Этот последний совет показался Дельфине смешным. «Тесто ведь не живое существо, способное чувствовать, — думала она. – Оно не может отличить семьдесят пять ударов от ста».

Но оно отличало.

После сорока ударов Дельфина почувствовала, что тесто становится более мягким, покладистым и не таким крутым. Зато у нее самой руки уже буквально сводило судорогой. Малышка Жермена проснулась, заплакала и принялась возиться в своей колыбели. Мальчишкам захотелось горячего шоколада.

— Пожалуйста, мама! Пожалуйста!

Дельфина все прекрасно слышала, но понимала: она никак не может остановится и перестать бить тесто. Если же она все-таки сделает перерыв и покормит девочку, а затем приготовит для мальчиков шоколад или же попросит сделать это кого-то из слуг, которых сперва еще нужно разыскать, то тесто, когда она наконец снова им займется, превратится в свинец.

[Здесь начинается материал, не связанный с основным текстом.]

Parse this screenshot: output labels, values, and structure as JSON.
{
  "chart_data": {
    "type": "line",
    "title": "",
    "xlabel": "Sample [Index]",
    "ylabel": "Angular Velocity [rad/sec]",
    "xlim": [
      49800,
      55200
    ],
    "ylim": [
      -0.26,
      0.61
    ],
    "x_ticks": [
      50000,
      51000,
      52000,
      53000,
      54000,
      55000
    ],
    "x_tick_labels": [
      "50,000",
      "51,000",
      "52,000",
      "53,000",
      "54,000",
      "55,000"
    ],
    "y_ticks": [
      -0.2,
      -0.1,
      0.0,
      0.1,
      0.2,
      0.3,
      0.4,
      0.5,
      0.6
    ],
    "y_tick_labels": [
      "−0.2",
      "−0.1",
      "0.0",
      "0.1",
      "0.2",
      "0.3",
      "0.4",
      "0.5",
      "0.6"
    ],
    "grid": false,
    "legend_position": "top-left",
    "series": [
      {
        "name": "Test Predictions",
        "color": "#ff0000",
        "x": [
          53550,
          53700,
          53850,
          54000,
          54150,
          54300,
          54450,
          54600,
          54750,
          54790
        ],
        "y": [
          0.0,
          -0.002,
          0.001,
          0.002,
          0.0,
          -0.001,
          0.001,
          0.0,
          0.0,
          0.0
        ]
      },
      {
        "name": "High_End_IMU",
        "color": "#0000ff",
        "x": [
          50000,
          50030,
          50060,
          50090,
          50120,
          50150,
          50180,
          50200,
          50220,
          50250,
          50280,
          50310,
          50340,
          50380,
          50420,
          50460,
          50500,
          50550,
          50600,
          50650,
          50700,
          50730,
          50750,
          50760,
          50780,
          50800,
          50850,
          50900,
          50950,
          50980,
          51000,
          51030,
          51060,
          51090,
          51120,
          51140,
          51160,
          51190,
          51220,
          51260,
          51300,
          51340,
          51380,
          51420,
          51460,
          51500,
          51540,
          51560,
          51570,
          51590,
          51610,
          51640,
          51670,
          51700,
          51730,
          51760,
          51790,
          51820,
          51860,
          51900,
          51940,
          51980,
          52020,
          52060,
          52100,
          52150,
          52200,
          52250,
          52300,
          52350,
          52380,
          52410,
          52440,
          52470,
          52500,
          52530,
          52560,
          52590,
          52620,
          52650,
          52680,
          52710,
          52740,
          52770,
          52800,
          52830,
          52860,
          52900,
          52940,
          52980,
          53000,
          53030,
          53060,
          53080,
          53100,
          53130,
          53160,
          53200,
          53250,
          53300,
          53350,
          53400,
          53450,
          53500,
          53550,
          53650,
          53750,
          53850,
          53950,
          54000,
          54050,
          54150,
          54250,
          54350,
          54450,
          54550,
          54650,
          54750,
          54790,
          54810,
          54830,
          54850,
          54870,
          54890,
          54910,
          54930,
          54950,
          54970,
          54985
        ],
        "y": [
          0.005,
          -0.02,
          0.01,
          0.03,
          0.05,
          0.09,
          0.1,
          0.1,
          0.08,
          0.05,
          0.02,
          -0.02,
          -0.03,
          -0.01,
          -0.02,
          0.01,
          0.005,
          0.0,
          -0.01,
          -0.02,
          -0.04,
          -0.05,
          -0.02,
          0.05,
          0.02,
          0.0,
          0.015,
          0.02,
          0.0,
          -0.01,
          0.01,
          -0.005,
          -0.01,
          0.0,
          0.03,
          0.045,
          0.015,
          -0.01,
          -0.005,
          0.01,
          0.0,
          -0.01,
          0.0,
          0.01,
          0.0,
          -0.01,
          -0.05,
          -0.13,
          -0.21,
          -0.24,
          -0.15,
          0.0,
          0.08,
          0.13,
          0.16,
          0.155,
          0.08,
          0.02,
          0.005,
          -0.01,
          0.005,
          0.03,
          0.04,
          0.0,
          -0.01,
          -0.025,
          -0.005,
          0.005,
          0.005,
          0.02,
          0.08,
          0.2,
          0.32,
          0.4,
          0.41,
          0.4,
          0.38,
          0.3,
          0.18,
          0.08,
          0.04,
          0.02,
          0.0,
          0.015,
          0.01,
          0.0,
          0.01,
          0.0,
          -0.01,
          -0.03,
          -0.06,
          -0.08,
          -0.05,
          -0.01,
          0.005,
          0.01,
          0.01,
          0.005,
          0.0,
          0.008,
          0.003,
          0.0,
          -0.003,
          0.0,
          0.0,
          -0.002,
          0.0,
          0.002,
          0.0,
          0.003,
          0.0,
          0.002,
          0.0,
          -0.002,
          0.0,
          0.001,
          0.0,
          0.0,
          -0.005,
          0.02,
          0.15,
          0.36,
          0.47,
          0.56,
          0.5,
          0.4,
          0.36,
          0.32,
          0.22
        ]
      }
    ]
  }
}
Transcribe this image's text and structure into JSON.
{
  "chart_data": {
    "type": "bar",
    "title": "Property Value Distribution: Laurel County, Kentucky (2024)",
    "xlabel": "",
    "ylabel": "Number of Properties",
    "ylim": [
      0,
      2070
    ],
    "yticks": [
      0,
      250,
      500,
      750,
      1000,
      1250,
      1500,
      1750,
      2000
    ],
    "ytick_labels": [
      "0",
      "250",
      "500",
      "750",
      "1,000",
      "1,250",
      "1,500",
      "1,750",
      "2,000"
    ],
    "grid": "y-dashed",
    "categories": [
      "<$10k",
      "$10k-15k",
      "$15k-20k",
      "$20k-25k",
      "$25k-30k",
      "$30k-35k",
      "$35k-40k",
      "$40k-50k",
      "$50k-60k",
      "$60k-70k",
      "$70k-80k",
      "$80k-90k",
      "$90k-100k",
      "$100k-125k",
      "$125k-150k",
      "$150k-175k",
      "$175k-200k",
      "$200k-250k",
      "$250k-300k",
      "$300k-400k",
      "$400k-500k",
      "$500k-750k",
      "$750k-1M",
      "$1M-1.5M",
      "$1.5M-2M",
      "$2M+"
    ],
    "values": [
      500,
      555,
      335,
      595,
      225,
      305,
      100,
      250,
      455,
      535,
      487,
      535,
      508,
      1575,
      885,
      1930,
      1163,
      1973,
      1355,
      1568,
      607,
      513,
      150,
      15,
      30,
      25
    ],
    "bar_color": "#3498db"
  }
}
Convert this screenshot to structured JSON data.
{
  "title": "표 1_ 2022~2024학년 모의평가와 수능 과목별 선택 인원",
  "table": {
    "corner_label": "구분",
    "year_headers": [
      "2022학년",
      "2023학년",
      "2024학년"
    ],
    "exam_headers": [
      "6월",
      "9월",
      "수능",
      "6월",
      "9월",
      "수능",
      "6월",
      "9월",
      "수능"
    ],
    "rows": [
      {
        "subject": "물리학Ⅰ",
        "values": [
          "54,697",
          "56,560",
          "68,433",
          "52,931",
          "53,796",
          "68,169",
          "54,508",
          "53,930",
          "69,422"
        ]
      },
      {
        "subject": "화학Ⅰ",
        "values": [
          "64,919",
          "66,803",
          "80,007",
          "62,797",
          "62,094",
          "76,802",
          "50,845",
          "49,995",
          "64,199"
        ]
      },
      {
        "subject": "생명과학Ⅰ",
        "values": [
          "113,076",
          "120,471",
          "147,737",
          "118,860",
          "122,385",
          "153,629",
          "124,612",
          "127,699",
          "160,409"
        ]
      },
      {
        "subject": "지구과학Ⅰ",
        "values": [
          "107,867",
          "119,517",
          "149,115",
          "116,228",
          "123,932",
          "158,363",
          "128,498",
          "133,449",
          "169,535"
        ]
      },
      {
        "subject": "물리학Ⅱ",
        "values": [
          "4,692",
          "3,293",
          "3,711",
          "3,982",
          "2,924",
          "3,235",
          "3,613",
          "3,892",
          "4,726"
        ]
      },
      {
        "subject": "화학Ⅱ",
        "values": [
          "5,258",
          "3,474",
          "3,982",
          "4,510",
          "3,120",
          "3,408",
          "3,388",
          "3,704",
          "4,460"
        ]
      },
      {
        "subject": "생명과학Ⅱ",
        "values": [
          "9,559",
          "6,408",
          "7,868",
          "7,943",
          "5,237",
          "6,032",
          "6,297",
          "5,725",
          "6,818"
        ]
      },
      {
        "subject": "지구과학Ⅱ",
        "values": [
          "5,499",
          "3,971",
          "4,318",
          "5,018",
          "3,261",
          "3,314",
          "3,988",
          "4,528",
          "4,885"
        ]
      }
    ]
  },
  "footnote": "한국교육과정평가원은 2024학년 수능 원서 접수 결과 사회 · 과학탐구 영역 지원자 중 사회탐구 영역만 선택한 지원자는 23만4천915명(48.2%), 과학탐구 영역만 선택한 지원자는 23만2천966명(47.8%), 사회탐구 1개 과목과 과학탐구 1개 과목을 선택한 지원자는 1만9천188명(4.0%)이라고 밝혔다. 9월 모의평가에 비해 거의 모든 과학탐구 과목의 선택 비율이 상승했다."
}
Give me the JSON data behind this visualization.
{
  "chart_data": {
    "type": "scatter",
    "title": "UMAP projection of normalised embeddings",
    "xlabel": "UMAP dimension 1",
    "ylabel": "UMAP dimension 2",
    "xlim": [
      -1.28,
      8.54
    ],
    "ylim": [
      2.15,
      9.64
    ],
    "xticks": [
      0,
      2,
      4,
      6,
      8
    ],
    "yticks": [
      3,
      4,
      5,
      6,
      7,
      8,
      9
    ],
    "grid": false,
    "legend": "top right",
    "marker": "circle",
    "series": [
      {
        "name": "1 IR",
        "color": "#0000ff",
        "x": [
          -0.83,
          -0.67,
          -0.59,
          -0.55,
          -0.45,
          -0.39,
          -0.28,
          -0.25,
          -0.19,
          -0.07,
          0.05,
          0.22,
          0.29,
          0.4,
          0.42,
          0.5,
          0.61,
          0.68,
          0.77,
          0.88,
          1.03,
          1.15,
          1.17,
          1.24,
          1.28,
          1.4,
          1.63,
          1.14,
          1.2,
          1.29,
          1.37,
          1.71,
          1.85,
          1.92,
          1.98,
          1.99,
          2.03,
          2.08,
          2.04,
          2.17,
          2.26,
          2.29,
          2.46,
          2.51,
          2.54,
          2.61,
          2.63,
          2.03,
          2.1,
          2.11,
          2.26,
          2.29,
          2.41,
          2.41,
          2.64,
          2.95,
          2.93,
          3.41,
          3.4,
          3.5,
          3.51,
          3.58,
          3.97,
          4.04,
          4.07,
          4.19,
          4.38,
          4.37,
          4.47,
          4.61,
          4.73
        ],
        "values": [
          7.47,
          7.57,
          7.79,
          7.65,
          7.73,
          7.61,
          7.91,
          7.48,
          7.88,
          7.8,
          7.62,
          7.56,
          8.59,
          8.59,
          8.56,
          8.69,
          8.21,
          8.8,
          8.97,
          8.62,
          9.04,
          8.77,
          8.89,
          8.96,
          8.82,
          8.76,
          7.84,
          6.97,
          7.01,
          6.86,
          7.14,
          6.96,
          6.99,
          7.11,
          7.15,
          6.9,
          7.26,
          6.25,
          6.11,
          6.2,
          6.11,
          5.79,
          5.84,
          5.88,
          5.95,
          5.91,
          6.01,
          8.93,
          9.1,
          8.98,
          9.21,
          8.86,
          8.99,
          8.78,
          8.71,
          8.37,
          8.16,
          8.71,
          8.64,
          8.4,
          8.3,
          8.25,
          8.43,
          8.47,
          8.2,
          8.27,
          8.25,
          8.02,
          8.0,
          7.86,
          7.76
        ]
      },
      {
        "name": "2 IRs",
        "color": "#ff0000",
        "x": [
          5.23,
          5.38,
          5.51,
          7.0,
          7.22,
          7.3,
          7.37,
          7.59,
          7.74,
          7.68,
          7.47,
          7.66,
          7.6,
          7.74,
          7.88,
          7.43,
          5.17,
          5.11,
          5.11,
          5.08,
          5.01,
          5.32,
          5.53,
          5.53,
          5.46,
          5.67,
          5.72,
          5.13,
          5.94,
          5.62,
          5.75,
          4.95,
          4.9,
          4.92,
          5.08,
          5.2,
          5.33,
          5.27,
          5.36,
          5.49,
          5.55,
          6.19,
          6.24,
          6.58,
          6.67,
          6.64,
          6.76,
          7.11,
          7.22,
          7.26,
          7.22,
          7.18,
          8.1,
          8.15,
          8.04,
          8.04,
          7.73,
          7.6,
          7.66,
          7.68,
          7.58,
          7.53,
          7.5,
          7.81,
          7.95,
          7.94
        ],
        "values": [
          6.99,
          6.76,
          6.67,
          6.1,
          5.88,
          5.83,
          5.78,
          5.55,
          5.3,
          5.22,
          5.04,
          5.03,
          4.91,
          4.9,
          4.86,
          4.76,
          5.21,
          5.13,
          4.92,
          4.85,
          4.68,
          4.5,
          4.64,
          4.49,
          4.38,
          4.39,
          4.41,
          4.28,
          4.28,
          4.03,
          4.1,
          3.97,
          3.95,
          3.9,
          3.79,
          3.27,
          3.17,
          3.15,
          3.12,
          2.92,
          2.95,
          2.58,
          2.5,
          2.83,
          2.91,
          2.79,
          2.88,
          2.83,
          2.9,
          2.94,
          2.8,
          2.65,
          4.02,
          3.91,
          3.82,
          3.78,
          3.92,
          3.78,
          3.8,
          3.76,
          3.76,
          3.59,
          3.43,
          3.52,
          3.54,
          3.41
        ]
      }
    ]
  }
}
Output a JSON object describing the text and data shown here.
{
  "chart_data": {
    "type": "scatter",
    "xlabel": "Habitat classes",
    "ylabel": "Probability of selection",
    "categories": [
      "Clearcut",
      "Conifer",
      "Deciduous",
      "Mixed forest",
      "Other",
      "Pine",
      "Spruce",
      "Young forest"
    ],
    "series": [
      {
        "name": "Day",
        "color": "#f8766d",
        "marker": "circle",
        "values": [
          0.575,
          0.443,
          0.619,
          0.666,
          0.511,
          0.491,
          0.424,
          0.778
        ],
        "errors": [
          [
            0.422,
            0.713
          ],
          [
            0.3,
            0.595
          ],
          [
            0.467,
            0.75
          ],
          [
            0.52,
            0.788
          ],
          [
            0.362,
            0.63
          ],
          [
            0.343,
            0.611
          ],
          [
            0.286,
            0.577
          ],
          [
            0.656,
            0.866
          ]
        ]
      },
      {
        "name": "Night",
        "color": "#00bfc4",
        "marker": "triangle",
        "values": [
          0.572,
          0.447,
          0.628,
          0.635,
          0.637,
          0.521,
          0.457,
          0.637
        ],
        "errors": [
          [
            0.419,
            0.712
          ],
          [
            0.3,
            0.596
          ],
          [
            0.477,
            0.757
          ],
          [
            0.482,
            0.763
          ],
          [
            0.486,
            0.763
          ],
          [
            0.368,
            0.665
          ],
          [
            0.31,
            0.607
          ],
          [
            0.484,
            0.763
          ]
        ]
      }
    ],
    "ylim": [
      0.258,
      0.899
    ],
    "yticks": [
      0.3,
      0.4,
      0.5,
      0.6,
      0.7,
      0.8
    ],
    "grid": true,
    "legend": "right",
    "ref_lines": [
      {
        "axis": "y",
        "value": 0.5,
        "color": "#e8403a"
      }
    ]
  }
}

— Я пишу, — сказала она, хотя собиралась сказать совсем не это, но отчего-то именно эти слова показались ей наиболее соответствующими действительности. С каждым ударом теста об стол в ее поэтической душе рождалась часть новой строки или некий новый образ. Звезды, которых при солнечном свете она видеть никак не могла, теперь светились даже днем, словно для нее одной, и она принялась размышлять об этой их странной способности и о значении их света для нее, Дельфины.

После этого, возясь с бриошами, она стала говорить всем именно так: «Я пишу».

Сто ударов, а затем, даже если тесто кажется совершенно идеальным и эластичным, в него, согласно рецепту, требовалось ввести какое-то немыслимое количество масла. Разве это не похоже на создание поэмы? Когда тебе кажется, что твое стихотворение уже достигло совершенства, ты вдруг обнаруживаешь, что в нем не хватает глубины и богатства вкуса.

Но, ложка за ложкой вводя в тесто размягченное сливочное масло, Дельфина увидела, что этим совершенно портит отбитое тесто. Оно почему-то опять начало застывать прямо у нее в руках и стало каким-то противно сальным. Ее охватило отчаяние. Хотелось все бросить или хотя бы добавить муки и снова начать отбивать тесто – эта часть процесса понравилась ей больше всего.

«Будьте мужественной», — приписал пекарь в конце своего рецепта.

И Дельфина старалась быть мужественной, а потому продолжала добавлять масло в «испорченное» тесто, пока наконец не ввела все требуемое количество. Масло, как ни странно, держалось внутри вполне прилично.

Порой «вполне прилично» — это максимум того, на что ты можешь надеяться.

Дельфина накрыла тесто чайным полотенцем, и оно действительно поднялось. Она два раза дала ему отдохнуть, а потом испекла бриоши и подала их на стол еще теплыми. Бриоши получились конечно не идеально – тесто было довольно вязким и плотным, — но глубокий богатый вкус выпечки и то, что тесто у нее так здорово поднялось, сильно ее впечатлило, она чуть не расплакалась от ощущения одержанной победы.

«Ливень над Парижем одной на дороге темней, чем мне прежде казалось», — звучало в ее душе.

— Месье скоро возвращается? – спрашивали повара. Бриоши – это все-таки не хлеб насущный.

— Он работает, — отвечала Дельфина. – Все мы работаем.